The avid reader will probably be wondering what all of this has to do with Aggregates and Aggregate Design. And actually, that's a pretty good question. There's a direct relation, so let's explore it. The Relational Model uses tables to store data. Those tables are composed of rows, where each row usually represents an instance of a concept of the application's interest. Additionally, each row can point to other rows on other tables of the same database, and the consistency between this relationship can be kept by the use of referential integrity. This model is fine; however, it lacks a very basic word: the object word.

Indeed, when we talk about the Relational Model, we're namely talking about tables, rows, and relationships between rows. And when we talk about the Object-Oriented Model, we're talking mainly about compositions of objects. So every time we fetch data — a set of rows — from a relational database, we run a translation process responsible for building an in-memory representation we can operate with. The same applies to the opposite direction. Every time we need to store an object in the database, we should run the other translation process to translate that object to a given set of rows or tables. This translation, from object to rows or tables, means that you may run different queries against your database. As such, without using any specific tool, such as transactions, it's impossible to guarantee the data will be persisted consistently. This problem is the so-called impedance mismatch.

The impedance mismatch is not an easy problem to solve, so we highly discourage trying to solve it on your own. It would be a huge undertaking, and it's simply not worth the effort. Luckily, there are some libraries out there that take care of this translation process. They're commonly known as Object-Relational Mappers (which we've discussed in earlier chapters) and their primary concern is to ease the process of translating from the Relational Model to the Object-Oriented Model, and vice versa.

This is an issue that also affects NoSQL persistence engines and not just databases. Most NoSQL engines use documents. An Entity is translated into a document representation such as JSON, XML, binary, and so on. and then persisted. The main difference with RDBMS databases is that if a main Entity (such as Order) has other related Entities (such as OrderLines), you can more easily design a single JSON document that will contain all the information. With this approach, with a single request to your NoSQL engine, you don't need transactions.

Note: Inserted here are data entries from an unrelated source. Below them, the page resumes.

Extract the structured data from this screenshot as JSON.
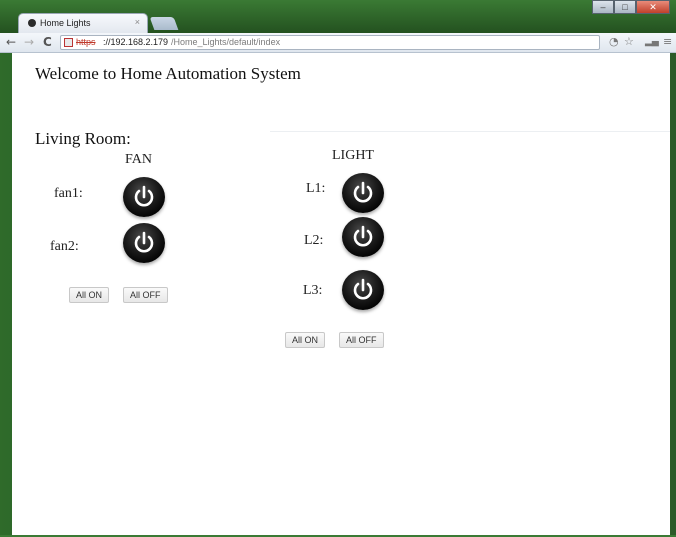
{
  "browser": {
    "tab_title": "Home Lights",
    "tab_close": "×",
    "url_scheme": "https",
    "url_host": "://192.168.2.179",
    "url_path": "/Home_Lights/default/index"
  },
  "page": {
    "welcome": "Welcome to Home Automation System",
    "section_title": "Living Room:"
  },
  "fan": {
    "heading": "FAN",
    "devices": [
      {
        "label": "fan1:"
      },
      {
        "label": "fan2:"
      }
    ],
    "all_on": "All ON",
    "all_off": "All OFF"
  },
  "light": {
    "heading": "LIGHT",
    "devices": [
      {
        "label": "L1:"
      },
      {
        "label": "L2:"
      },
      {
        "label": "L3:"
      }
    ],
    "all_on": "All ON",
    "all_off": "All OFF"
  },
  "icons": {
    "power": "power-icon",
    "favicon": "favicon-icon",
    "lock": "broken-lock-icon",
    "star": "star-icon",
    "menu": "menu-icon"
  },
  "colors": {
    "power_button": "#000000",
    "power_glyph": "#ffffff",
    "url_scheme": "#c0392b"
  }
}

Nevertheless, if you're using NoSQL or RDBMS for fetching and persisting your Entities, you'll need one or more queries. In order to ensure data consistency, those queries or requests need to be executed as a single operation. Running as a single operation can guarantee that data will be consistent.

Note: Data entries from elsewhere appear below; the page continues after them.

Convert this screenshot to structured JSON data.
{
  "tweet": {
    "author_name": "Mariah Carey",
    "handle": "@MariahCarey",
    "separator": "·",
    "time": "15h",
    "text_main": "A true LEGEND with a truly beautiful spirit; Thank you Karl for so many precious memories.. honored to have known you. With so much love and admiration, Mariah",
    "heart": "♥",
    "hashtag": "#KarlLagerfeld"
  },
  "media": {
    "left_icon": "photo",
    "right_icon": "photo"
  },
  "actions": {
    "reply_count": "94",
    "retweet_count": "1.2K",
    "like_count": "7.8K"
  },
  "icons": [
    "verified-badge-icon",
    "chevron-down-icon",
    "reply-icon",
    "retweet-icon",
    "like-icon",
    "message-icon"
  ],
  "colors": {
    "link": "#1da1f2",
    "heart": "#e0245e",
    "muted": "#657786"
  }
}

What does consistent mean? It means that all data persisted into our database must be compliant with all business rules, also known as invariants. An example of a business invariant could be how on GitHub, a user is able to have unlimited public repositories but no private repositories. However, if this user pays $12 per month, then they're able to have up to 10 private repositories.

Relational databases provide three main tools for helping us with data consistency: * Referential integrity: Foreign keys, nullable checks, and so on. * Transactions: Run multiple queries as a single operation. The problem with transactions is the same as that of branches and merges in your code repository. Keeping a branch has a performance cost (memory, CPU, storage, indexing, and so on.). If too many people (concurrency) are touching the same data, conflicts will occur and transaction commits will fail. * Locking: Block rows or tables. Other queries around the same tables and rows must wait for the block to be removed. Locking has a negative impact on the performance of your application.

Suppose we have an e-commerce application we want to expand to other countries and regions, and suppose the release goes fairly well and sales increase. A pretty evident side effect of the release is that the database should be able to handle the additional load increase. As seen earlier, there are two scaling methods: up or out.

Scaling up means we improve the hardware infrastructure we have (For example: better CPU, more memory, better hard disks). Scaling out means adding more machines that will organize in a cluster for doing specific work. In this case, we could have a cluster of databases.

But relational databases aren't designed to scale horizontally, since we can't configure them to save one set of rows to a given machine and another set of rows to a different one. Relational databases are easy to scale up, but the Relational Model doesn't scale horizontally.

In the NoSQL world, data consistency is a bit more difficult: transactions and referential integrity aren't generally supported, while locking is supported but generally not encouraged.

NoSQL databases aren't affected as drastically by the impedance mismatch. They match perfectly with Aggregate Design because they enable us to easily store and retrieve single units atomically. For example, when using a key-value store such as Redis, an Aggregate could be serialized and stored on a specific key. On a document-oriented store such as Elasticsearch, an Aggregate would be serialized into a JSON and persisted as a document. As mentioned before, the problem comes when multiple documents must be updated at once.

For that reason, when persisting any object with a single representation (one document, so no multiple queries needed), it's easy to distribute those single units across several machines, called nodes, which make up a cluster of NoSQL databases. It's common knowledge that these databases are easy to distribute, which means that the style of databases is easy to scale horizontally.